In der Praxisphase des Studiums ermöglicht das Gleitzeitmodell im DVZ eine flexible Arbeitseinteilung. So kann ich beispielsweise zwei Mal in der Woche den Jugendclub „Paulskirchenkeller“ besuchen und dort aktiv Projekte mitgestalten. Die derzeitige Praxisphase in diesem Semester von sieben Monaten verbringe ich in Schwerin. Die Zeit habe ich parallel dazu genutzt, um mir ein neues Hobby zuzulegen: Das Klavierspielen. Abends freue ich mich darauf, endlich an meinem Klavier sitzen zu können und neue Stücke zu erlernen. Das Üben wirkt sehr entspannend.
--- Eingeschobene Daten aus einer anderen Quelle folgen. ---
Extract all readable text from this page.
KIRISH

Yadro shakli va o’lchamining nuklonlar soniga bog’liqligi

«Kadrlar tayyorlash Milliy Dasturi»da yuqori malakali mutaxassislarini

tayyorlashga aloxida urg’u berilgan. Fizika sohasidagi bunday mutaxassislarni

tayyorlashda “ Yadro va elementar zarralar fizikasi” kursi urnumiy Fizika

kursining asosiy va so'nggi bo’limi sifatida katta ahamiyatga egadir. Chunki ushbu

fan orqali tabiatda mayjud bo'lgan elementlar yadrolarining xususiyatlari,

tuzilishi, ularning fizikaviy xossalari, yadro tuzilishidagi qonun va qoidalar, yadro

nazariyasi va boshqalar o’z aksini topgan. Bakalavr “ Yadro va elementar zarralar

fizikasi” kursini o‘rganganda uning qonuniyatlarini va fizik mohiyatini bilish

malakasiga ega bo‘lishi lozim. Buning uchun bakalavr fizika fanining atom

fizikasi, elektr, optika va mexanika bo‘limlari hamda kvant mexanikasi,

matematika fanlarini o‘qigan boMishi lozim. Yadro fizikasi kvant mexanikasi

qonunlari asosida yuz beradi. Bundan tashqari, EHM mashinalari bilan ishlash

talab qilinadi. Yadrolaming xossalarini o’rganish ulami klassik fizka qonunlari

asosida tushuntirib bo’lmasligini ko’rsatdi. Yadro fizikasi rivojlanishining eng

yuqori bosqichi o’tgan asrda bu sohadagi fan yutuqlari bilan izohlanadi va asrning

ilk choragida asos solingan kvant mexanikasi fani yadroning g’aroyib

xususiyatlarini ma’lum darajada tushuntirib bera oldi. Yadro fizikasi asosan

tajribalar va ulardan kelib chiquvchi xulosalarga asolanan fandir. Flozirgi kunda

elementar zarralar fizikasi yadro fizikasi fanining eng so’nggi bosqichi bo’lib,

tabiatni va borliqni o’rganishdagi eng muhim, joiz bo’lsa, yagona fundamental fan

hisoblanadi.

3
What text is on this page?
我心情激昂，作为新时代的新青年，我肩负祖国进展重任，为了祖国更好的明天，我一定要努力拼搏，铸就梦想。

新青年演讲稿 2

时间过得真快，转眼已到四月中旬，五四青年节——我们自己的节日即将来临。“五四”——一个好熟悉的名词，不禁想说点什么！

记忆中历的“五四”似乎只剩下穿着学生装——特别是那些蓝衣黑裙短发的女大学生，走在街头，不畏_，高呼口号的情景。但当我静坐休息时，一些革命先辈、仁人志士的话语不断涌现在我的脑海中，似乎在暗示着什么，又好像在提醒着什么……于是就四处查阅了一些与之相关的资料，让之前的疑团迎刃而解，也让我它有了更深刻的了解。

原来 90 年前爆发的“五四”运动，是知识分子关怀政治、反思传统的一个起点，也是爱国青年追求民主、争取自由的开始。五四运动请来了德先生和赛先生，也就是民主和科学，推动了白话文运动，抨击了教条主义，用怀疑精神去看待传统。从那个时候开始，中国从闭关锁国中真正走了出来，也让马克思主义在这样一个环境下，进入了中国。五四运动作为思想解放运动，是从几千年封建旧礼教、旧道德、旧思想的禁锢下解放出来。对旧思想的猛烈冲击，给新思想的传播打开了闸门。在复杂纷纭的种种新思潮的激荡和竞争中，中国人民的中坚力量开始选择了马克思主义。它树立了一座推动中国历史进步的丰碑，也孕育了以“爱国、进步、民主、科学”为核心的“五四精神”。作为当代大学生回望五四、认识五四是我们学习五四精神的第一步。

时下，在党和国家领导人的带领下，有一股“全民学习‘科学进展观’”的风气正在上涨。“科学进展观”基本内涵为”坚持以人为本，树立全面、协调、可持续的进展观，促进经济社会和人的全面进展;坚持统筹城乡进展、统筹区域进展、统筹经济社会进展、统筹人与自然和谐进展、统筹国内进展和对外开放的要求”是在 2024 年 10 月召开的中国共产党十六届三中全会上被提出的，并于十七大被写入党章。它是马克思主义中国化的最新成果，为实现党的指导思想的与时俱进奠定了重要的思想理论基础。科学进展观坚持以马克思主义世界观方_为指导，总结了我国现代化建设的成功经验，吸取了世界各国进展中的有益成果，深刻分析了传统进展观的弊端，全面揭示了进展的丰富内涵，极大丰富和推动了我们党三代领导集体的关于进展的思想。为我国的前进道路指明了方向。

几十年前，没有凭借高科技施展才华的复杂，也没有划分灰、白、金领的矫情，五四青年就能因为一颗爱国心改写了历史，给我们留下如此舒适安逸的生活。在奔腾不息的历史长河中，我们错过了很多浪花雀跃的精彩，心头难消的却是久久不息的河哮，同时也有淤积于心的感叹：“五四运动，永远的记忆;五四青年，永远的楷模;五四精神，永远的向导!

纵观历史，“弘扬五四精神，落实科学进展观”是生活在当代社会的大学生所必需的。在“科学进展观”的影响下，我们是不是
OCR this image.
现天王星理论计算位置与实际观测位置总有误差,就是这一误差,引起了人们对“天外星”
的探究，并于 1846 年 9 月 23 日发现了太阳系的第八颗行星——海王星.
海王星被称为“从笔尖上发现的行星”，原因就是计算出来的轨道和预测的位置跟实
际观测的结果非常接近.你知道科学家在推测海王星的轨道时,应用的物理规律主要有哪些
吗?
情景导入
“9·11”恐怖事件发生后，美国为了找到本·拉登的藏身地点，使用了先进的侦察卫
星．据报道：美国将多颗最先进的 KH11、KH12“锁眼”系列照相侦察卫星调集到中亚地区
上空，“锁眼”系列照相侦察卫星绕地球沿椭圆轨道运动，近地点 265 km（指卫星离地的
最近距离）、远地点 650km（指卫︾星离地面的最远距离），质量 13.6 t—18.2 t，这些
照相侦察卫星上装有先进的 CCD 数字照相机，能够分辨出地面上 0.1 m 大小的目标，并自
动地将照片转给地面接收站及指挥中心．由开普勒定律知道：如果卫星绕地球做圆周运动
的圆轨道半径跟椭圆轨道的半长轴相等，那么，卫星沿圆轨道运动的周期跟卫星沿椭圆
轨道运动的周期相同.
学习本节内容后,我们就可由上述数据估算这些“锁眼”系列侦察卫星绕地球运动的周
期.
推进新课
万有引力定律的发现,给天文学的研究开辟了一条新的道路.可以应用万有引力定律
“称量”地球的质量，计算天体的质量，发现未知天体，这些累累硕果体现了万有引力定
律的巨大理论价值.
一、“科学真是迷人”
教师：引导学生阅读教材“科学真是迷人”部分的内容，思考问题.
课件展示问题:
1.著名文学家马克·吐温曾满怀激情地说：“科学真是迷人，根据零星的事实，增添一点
Während der Theoriephasen an der Berufsakademie Glauchau finde ich noch ausreichend Zeit, neben den Vorlesungen mit den Kommilitonen meines Studienjahrgangs gemeinsame Aktivitäten zu planen. Wenn wir die Seminarveranstaltungen regelmäßig nachgearbeitet haben, ist auch der Lerndruck kurz vor den Semesterprüfungen gut zu bewältigen.